Bringing the Political Science
November 4, 2010 Leave a comment
Count on an actual Political Scientist, Jonathan Bernstein, to bring the PS in thinking about the 2012 elections in Congress. Bernstein nicely explains the role of quality challengers and how this affects election outcomes. Since you are probably not going to read Gary Jacoboson’s Politics of Congressional Elections, this is a pretty good summary of key points as they relate to 2012. Anyway, shorter Bernstein: Democrats need to work their butts off to make sure they have strong challengers in 2012. When the climate was favorable in 1996, Democrats didn’t have the quality candidates to take advantage. Excerpt from longer Bernstein:
What political scientists have learned is that this is a case in which party prophesies are to a large extent self-fulfilling. Believe that the party is going over a cliff, and you’ll wind up with third-rate candidates, who will then lose — not because of the general environment, but because bad candidates lose Congressional elections. Believe that your party is about to benefit from the wave, and you’ll wind up with excellent candidates who will win regardless of whether such a “wave” actually existed.
It seems to me that the GOP did a great job of selling their own potential candidates that 2010 would be like 1994. That’s behind the data that Brendan Nyhan reported last week about the large spike in quality GOP candidates, especially challengers.

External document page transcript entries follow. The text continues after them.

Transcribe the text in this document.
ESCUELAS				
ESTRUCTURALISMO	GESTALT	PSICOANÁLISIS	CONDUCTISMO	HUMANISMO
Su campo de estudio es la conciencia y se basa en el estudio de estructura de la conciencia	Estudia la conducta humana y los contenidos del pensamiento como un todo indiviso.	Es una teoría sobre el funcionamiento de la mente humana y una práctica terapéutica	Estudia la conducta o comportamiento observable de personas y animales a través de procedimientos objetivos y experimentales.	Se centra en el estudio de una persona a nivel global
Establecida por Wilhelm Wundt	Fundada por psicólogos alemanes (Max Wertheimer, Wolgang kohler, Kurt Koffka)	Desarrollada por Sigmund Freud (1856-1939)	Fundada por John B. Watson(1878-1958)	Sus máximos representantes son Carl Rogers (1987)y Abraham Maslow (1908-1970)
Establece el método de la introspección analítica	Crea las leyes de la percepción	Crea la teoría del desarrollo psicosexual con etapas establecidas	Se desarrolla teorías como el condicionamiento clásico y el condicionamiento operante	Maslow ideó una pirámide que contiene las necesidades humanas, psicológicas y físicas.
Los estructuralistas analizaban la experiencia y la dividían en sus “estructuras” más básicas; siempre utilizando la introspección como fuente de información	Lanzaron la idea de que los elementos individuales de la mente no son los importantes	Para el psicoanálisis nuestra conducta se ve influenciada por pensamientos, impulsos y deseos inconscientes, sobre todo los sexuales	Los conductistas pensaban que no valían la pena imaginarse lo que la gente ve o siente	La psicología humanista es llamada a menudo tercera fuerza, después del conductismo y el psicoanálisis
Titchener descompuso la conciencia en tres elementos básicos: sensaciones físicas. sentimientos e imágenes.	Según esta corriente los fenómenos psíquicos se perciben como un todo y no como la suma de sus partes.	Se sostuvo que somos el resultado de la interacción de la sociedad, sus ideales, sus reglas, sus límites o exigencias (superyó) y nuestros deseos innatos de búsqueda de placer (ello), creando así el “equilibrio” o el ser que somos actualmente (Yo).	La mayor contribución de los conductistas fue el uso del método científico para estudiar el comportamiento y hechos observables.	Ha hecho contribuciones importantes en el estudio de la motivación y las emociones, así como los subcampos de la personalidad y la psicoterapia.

I strongly suspect that when all is said and done, that’s going to be the controllable variable that made the most difference, much more than choices about pushing the agenda for the Democrats or opposing it for the Republicans (with the possible exception of economic policy, but it’s always hard to know the effects of any potential changes, there).
Now, it’s the Democrats’ turn to react to adversity with confidence…
So, whatever they actually believe, Democrats should pound the 1996-2012 analogies, remind themselves that reversals are not only possible but happen all the time (I bet there are all sorts of other historical examples easy to dig up: liberal bloggers, consider that a challenge!), and convince themselves and anyone who will listen to them that good times for Dems are, once again, right around the corner.
At least until candidate recruitment season is over.
In Congressional elections, candidate quality is huge. One of the reasons I remain frustrated– and surprised– by Renee Ellmers victory over Etheridge. The quality honestly doesn’t get much lower than Ellmers.